What about the asset business - namely banks?

Banks are defined by their assets. Their profitability is defined by their return on assets. Their size is defined by the amount of assets they own. Much of the industry's regulation is dedicated to banks' assets.

Will this still apply in the future?

To answer this, let's first look at what assets banks typically hold and what kind of innovation is taking place in the banking sector.

Typically, a bank's assets consist of cash, loans, deposits and other assets, with loans usually forming the biggest chunk of the asset side of the balance sheet. On the liabilities side, the biggest chunk usually comes from customer deposits. In other words, banks channel money they get from their customers as deposits to other customers as loans, with a higher margin.

What is digitalisation's impact?

Let's start with loans. Peer-to-peer loaning services are gaining popularity where people seeking financing look for lower interest and people with capital to invest look for higher interest than what banks can offer. Intermediating financing directly between those needing capital and those with extra capital can create signicant efficiencies, providing challenges for established financial institutions. It's already happening, with players like the Lending Club, which claims to be able to offer interest rates that are as much as 4% lower than those of traditional players - without sacrificing profitablity.  

Banks will still have deposits, which means they have access to cheap capital, especially via normal 0% interest rate bank accounts. This gives banks leverage in the business in the future - right?

As things stand right now, the main reason people deposit their salaries into banks and other established financial institutions is convenience - banks are more efficient and easy than dealing with cash. Banks offer people digital tools to pay bills, transfer money, invest, etc. Bitcoin and other digital or math-based currencies may change all this, allowing customers to store their money in digital form outside the banking infrastructure. They'll be able to to carry out payments and other transactions using math-based currencies directly to the recipient and store their money in their mobile phone, for example.

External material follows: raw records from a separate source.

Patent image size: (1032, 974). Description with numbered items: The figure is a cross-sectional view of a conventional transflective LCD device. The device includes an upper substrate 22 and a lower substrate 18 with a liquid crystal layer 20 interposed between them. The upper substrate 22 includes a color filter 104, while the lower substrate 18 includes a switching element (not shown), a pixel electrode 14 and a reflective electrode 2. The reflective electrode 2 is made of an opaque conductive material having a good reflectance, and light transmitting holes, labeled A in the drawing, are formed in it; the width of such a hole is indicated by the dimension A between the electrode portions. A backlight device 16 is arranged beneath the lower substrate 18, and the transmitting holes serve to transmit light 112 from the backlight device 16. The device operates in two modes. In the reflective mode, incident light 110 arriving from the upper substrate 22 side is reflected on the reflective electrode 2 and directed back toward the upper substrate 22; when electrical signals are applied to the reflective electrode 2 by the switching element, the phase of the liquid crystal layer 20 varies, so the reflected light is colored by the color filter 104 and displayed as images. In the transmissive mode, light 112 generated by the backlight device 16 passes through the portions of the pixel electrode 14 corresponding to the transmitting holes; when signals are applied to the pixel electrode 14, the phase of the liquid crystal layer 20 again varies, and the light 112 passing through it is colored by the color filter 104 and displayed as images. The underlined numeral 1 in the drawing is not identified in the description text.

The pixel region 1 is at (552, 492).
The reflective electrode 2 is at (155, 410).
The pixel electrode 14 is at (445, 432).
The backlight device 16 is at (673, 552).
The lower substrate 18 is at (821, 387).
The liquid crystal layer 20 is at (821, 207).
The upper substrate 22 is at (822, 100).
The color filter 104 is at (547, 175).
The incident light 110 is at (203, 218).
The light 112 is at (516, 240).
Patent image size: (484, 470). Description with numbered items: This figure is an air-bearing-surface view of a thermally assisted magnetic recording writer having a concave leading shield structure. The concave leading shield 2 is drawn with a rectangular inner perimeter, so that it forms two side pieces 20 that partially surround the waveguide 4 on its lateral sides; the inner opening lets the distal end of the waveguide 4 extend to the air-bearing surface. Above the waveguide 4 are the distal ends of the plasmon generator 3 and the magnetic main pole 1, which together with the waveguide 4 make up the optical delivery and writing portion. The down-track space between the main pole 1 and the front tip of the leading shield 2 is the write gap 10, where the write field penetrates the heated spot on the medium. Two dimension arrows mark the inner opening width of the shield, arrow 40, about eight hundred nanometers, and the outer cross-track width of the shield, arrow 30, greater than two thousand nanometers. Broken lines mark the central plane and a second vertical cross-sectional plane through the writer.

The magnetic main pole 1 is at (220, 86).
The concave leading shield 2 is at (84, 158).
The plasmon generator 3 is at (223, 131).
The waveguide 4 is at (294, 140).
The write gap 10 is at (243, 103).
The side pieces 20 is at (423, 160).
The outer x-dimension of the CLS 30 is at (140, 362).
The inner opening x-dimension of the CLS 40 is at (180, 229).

We may be facing a new situation where customers looking for financing and loans or a way to store their money move away from the bank ecosystem. It's nowhere near practical yet, but the first signs can already be seen. If this happens, will the foundation of the banks' assets, business and business model be disrupted? What is the business of banks in the future?

As Ûber, Airbnb and their like have shown, orchestrating the peer-to-peer network is a valid business. Banks need to move away from an asset-driven money arbitrage business into the business of orchestrating transactions.